Il n’existe aujourd’hui aucun statut légal impératif du médiateur. Il ne s’agit pas d’une profession, mais d’une fonction qu’exercent des personnes qui se partagent un marché qui a vocation à s’amplifier avec le mouvement de déjudiciarisation. Le marché des procédures amiables crée cependant des tensions entre professionnels du droit, mais pas seulement, qui tous aspirent à exercer les fonctions de médiateur pour lesquelles aucun diplôme n’est pour l’heure exigé [8]. C’est cette tension qui suscite parfois la suspicion des magistrats craignant d’abandonner leur mission de tiers impartial et indépendant au profit de personnes dont ils se méfient, d’autant qu’elles n’ont ni un statut défini ni impératif.

L’imprécision actuelle des textes et la diversité des pratiques au regard de la garantie de compétence offerte aux candidats à la médiation militent pour un débat sur le contenu de cette notion et sans doute pour une évolution des textes sur ce point.

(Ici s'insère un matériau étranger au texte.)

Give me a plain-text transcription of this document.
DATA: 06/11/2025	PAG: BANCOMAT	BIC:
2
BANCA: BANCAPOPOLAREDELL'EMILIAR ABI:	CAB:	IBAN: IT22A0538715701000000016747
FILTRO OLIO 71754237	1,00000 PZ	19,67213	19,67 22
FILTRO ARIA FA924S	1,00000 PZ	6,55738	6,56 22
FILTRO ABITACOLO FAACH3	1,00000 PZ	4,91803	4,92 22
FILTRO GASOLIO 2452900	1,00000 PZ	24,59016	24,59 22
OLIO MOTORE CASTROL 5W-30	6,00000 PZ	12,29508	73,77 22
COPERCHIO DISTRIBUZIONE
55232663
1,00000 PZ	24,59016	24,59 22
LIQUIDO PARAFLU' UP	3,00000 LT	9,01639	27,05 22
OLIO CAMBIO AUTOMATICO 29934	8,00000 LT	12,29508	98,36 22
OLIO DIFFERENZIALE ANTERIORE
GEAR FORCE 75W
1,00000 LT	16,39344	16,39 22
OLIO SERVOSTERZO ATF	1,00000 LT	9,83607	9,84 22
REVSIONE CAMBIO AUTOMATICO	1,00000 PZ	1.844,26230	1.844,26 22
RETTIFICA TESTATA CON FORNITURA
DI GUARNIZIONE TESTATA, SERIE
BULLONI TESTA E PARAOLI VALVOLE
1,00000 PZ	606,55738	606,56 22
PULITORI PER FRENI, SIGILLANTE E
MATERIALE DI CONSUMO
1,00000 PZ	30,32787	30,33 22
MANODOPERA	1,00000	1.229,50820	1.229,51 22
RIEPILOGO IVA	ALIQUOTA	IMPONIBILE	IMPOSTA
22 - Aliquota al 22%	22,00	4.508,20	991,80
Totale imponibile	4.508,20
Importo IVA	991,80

Mindmap (Cliquez dessus pour l’agrandir !)

Notes :

[1CPC, art. 131-4.

[2CPC, art. 1533.

[3Fondateur du Centre de gestion des conflits et de médiation, à l’Université de Minnesota - Minneapolis aux Etats-Unis.

[4CPC, art. 131-8.

[5Le service de l’accès au droit et à la justice et de l’aide aux victimes [SADJAV] tiendra une liste des magistrats ainsi désignés en vue de faciliter les échanges entre cours d’appel.

[6CPP, art. 776, 3° et D. 9 oct. 2017, art. 2.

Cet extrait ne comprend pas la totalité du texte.